SKILL0: New Framework Internalizes Agentic Skills for Autonomy
- •SKILL0 enables LLM agents to internalize skills during training for autonomous operation.
- •Dynamic curriculum approach progressively removes skill context, facilitating true skill internalization over time.
- •Demonstrates 9.7% performance improvement on ALFWorld and 6.6% on Search-QA vs standard methods.
LLM agents are rapidly evolving, yet they currently suffer from a significant "dependency problem." Typically, they rely on retrieving external information—like a digital playbook or instruction manual—to perform specific, complex tasks. This reliance introduces unnecessary clutter, increases operational costs due to extra token overhead, and fundamentally limits the AI: it never truly acquires the knowledge, only follows the instructions provided at the moment of use.

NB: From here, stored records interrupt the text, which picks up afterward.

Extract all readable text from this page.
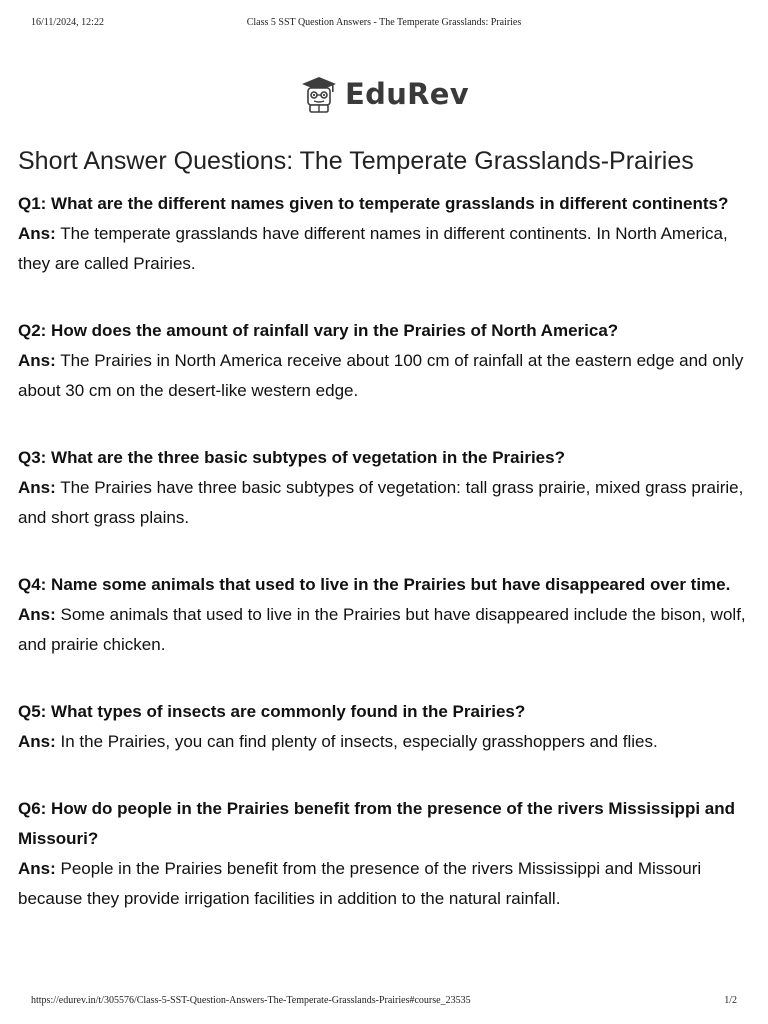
16/11/2024, 12:22	Class 5 SST Question Answers - The Temperate Grasslands: Prairies
EduRev
Short Answer Questions: The Temperate Grasslands-Prairies

Q1: What are the different names given to temperate grasslands in different continents?

Ans: The temperate grasslands have different names in different continents. In North America, they are called Prairies.

Q2: How does the amount of rainfall vary in the Prairies of North America?

Ans: The Prairies in North America receive about 100 cm of rainfall at the eastern edge and only about 30 cm on the desert-like western edge.

Q3: What are the three basic subtypes of vegetation in the Prairies?

Ans: The Prairies have three basic subtypes of vegetation: tall grass prairie, mixed grass prairie, and short grass plains.

Q4: Name some animals that used to live in the Prairies but have disappeared over time.

Ans: Some animals that used to live in the Prairies but have disappeared include the bison, wolf, and prairie chicken.

Q5: What types of insects are commonly found in the Prairies?

Ans: In the Prairies, you can find plenty of insects, especially grasshoppers and flies.

Q6: How do people in the Prairies benefit from the presence of the rivers Mississippi and Missouri?

Ans: People in the Prairies benefit from the presence of the rivers Mississippi and Missouri because they provide irrigation facilities in addition to the natural rainfall.

https://edurev.in/t/305576/Class-5-SST-Question-Answers-The-Temperate-Grasslands-Prairies#course_23535	1/2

A new research paper introduces SKILL0, a framework designed to solve this by enabling agents to truly "internalize" their skills during the training phase. Instead of relying on external guidance, the model encodes these capabilities directly into its internal parameters. The process uses a "Dynamic Curriculum" that starts by giving the agent full guidance, then systematically withdrawing that help as the model demonstrates it has mastered the necessary procedures.
The results are compelling. By transitioning from context-dependent execution to intrinsic competence, the agents achieved significant performance gains—roughly 10% in complex environments like ALFWorld. By the end of training, these agents operate with zero-shot autonomy, meaning they can execute tasks without needing those bulky reference materials at runtime. This represents a meaningful shift in how we architect AI agents, moving from reactive systems toward increasingly self-sufficient, capable entities.